If you haven’t heard of “gag clauses”at the consumer level, they are becoming a reality that we need to be aware of and stand up against.
Essentially, businesses are writing into their contracts and terms of service that you, as the consumer, can’t write a negative review about them.
For example (from USA Today):
John and Jen Palmer, an Oregon couple, learned about this the hard way. It started with a $20 purchase from online retailer KlearGear.com in 2008. The Palmers never got the merchandise, Jen Palmer told a Senate panel last month, and she lambasted KlearGear online.
Three years later, KlearGear demanded that the Palmers remove the review or pay $3,500 for violating a “non-disparagement” clause. When the review wasn’t removed, an unpaid $3,500 debt showed up on John Palmer’s credit report.
I definitely understand the argument of protecting businesses from false/vindictive negative reviews but at the same time, many consumers rely on both positive and negative reviews to make better purchasing decisions.
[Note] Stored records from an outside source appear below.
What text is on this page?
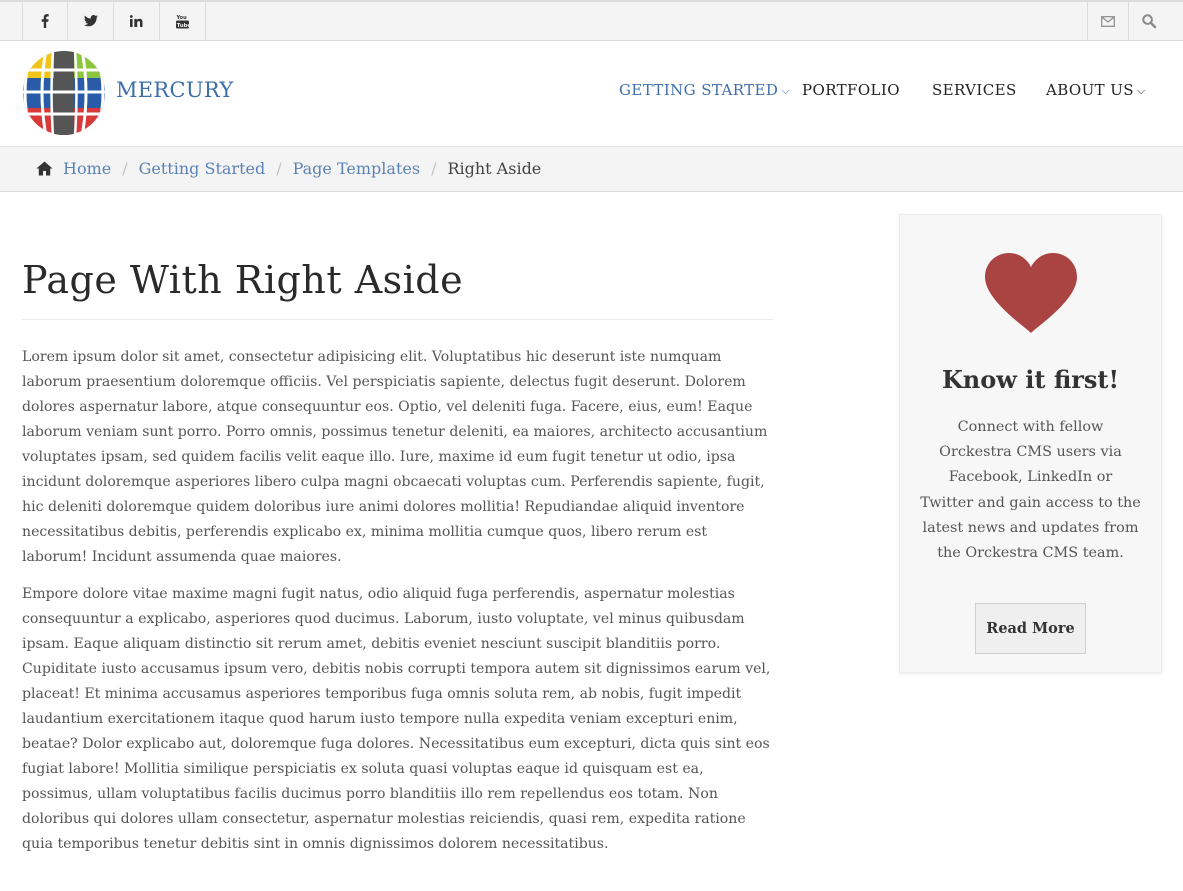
You
Tube
MERCURY	GETTING STARTED ⌵ PORTFOLIO SERVICES ABOUT US ⌵
Home / Getting Started / Page Templates / Right Aside
Page With Right Aside

Lorem ipsum dolor sit amet, consectetur adipisicing elit. Voluptatibus hic deserunt iste numquam laborum praesentium doloremque officiis. Vel perspiciatis sapiente, delectus fugit deserunt. Dolorem dolores aspernatur labore, atque consequuntur eos. Optio, vel deleniti fuga. Facere, eius, eum! Eaque laborum veniam sunt porro. Porro omnis, possimus tenetur deleniti, ea maiores, architecto accusantium voluptates ipsam, sed quidem facilis velit eaque illo. Iure, maxime id eum fugit tenetur ut odio, ipsa incidunt doloremque asperiores libero culpa magni obcaecati voluptas cum. Perferendis sapiente, fugit, hic deleniti doloremque quidem doloribus iure animi dolores mollitia! Repudiandae aliquid inventore necessitatibus debitis, perferendis explicabo ex, minima mollitia cumque quos, libero rerum est laborum! Incidunt assumenda quae maiores.

Empore dolore vitae maxime magni fugit natus, odio aliquid fuga perferendis, aspernatur molestias consequuntur a explicabo, asperiores quod ducimus. Laborum, iusto voluptate, vel minus quibusdam ipsam. Eaque aliquam distinctio sit rerum amet, debitis eveniet nesciunt suscipit blanditiis porro. Cupiditate iusto accusamus ipsum vero, debitis nobis corrupti tempora autem sit dignissimos earum vel, placeat! Et minima accusamus asperiores temporibus fuga omnis soluta rem, ab nobis, fugit impedit laudantium exercitationem itaque quod harum iusto tempore nulla expedita veniam excepturi enim, beatae? Dolor explicabo aut, doloremque fuga dolores. Necessitatibus eum excepturi, dicta quis sint eos fugiat labore! Mollitia similique perspiciatis ex soluta quasi voluptas eaque id quisquam est ea, possimus, ullam voluptatibus facilis ducimus porro blanditiis illo rem repellendus eos totam. Non doloribus qui dolores ullam consectetur, aspernatur molestias reiciendis, quasi rem, expedita ratione quia temporibus tenetur debitis sint in omnis dignissimos dolorem necessitatibus.

Know it first!
Connect with fellow Orckestra CMS users via Facebook, LinkedIn or Twitter and gain access to the latest news and updates from the Orckestra CMS team.
Read More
While our legal and regulatory agencies continue to hash-out how to handle consumer “gag clauses,” we can take immediate action: If a business won’t allow you to write an honest (potentially negative) review, don’t do business with them.
For example, I hire professional photographers from time-to-time. I can’t imagine if one of these photographers asked me to sign a “gag clause.” I wouldn’t do business with them.
First, as someone who does look at references and online reviews for photographers, I would immediately question how good and professional they really are. I would have to assume that everyone else has also signed a “gag clause” which means I really don’t have a good understanding of how good they are.
Second, what if it goes badly? I believe heavily in writing honest reviews to inform other customers and I want to be able to warn others of a bad experience.
Third, I don’t make a habit of limiting my free speech and wouldn’t respect or trust a business that asked me to.
Sadly, this also means being more careful, as consumers, to read those pesky, long terms of service before doing business with an organization.